The government has the opportunity to redeem itself by adopting standards that can be upheld as a role model for data governance.


John Colley, managing director, EMEA, of (ISC)2, claimed that by tackling human challenges the government can clarify public perceptions on security.
He claimed that the government will have to address the common misconception that password protection provides encryption. It should also encourage the individuals handling data to be motivated to become responsible for their own benefit, by ensuring employees understand how risks apply to their role and can anticipate them as they get on with their daily tasks.
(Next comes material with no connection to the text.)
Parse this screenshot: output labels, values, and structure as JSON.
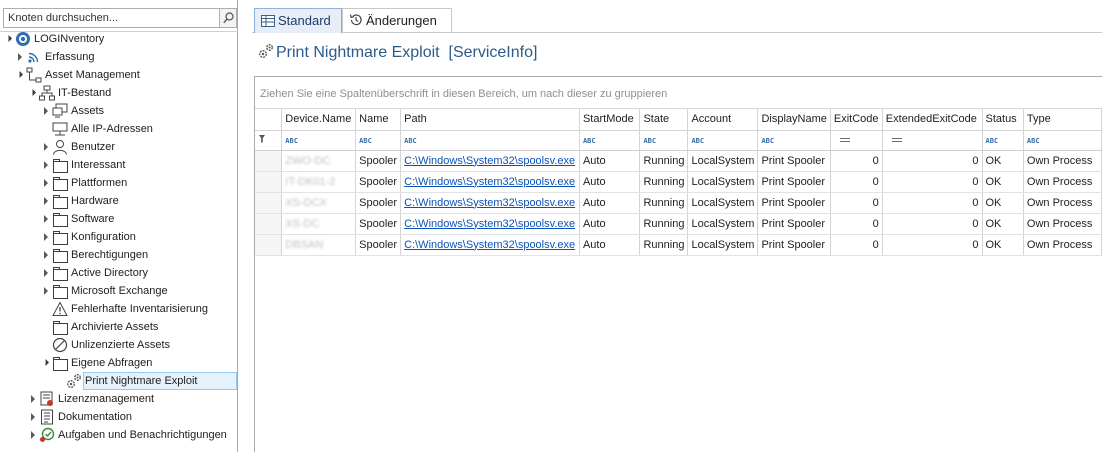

Following the Information Commissioner's Office finding the Home Office to be in breach of the Data Protection Act after losing the details of people serving custodial sentences and previously convicted of criminal offences, Colley claimed that the biggest challenge is not in the assessment and procurement of encryption technologies, it is in ensuring that all involved understand what has to be done.
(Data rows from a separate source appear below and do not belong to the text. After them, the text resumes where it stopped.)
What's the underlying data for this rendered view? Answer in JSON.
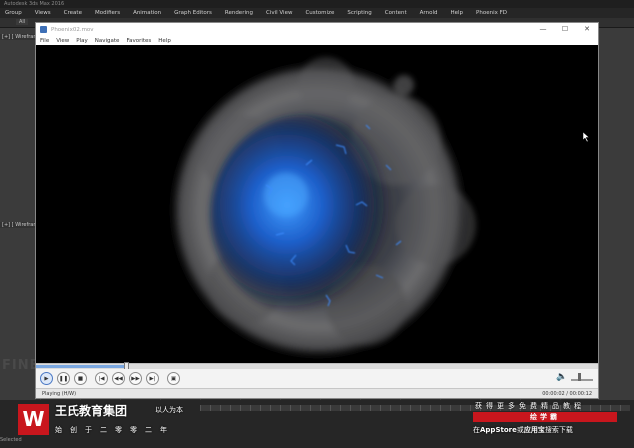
{
  "max": {
    "title": "Autodesk 3ds Max 2016",
    "menu": [
      "Group",
      "Views",
      "Create",
      "Modifiers",
      "Animation",
      "Graph Editors",
      "Rendering",
      "Civil View",
      "Customize",
      "Scripting",
      "Content",
      "Arnold",
      "Help",
      "Phoenix FD"
    ],
    "toolbar_label": "All",
    "viewport_label_top": "[+] [ Wireframe ]",
    "viewport_label_mid": "[+] [ Wireframe ]",
    "bottom_watermark": "FINE",
    "status": "Selected"
  },
  "player": {
    "title": "Phoenix02.mov",
    "menu": [
      "File",
      "View",
      "Play",
      "Navigate",
      "Favorites",
      "Help"
    ],
    "status_left": "Playing (H/W)",
    "status_right": "00:00:02 / 00:00:12",
    "progress": 0.16,
    "volume": 0.3,
    "controls": [
      {
        "name": "play-button",
        "icon": "▶"
      },
      {
        "name": "pause-button",
        "icon": "❚❚"
      },
      {
        "name": "stop-button",
        "icon": "■"
      },
      {
        "name": "previous-button",
        "icon": "|◀"
      },
      {
        "name": "rewind-button",
        "icon": "◀◀"
      },
      {
        "name": "forward-button",
        "icon": "▶▶"
      },
      {
        "name": "next-button",
        "icon": "▶|"
      },
      {
        "name": "fullscreen-button",
        "icon": "▣"
      }
    ]
  },
  "watermark": {
    "brand_name": "王氏教育集团",
    "slogan": "以人为本",
    "since": "始创于二零零二年",
    "promo_line1": "获得更多免费精品教程",
    "promo_line2": "绘学霸",
    "promo_line3_a": "在",
    "promo_line3_b": "AppStore",
    "promo_line3_c": "或",
    "promo_line3_d": "应用宝",
    "promo_line3_e": "搜索下载",
    "logo_letter": "W"
  },
  "colors": {
    "accent": "#c8161d",
    "sphere_core": "#1e6fd6",
    "smoke": "#8a8a8a"
  }
}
Colley said: “Personally, I believe the biggest challenge will come from the users of the information, how well they are made aware of controls that are in place, and how well they are positioned to respect them.


“There has almost been a grace period, perhaps prompted by the Information Commissioner's new power to investigate government departments, where all and sundry want to tell the world about data that has been lost, sometimes in the fairly distant past.


“Policies and technology have little hope of counteracting employees who are motivated to get around the rules, particularly if those employees think they are justified by achievement.”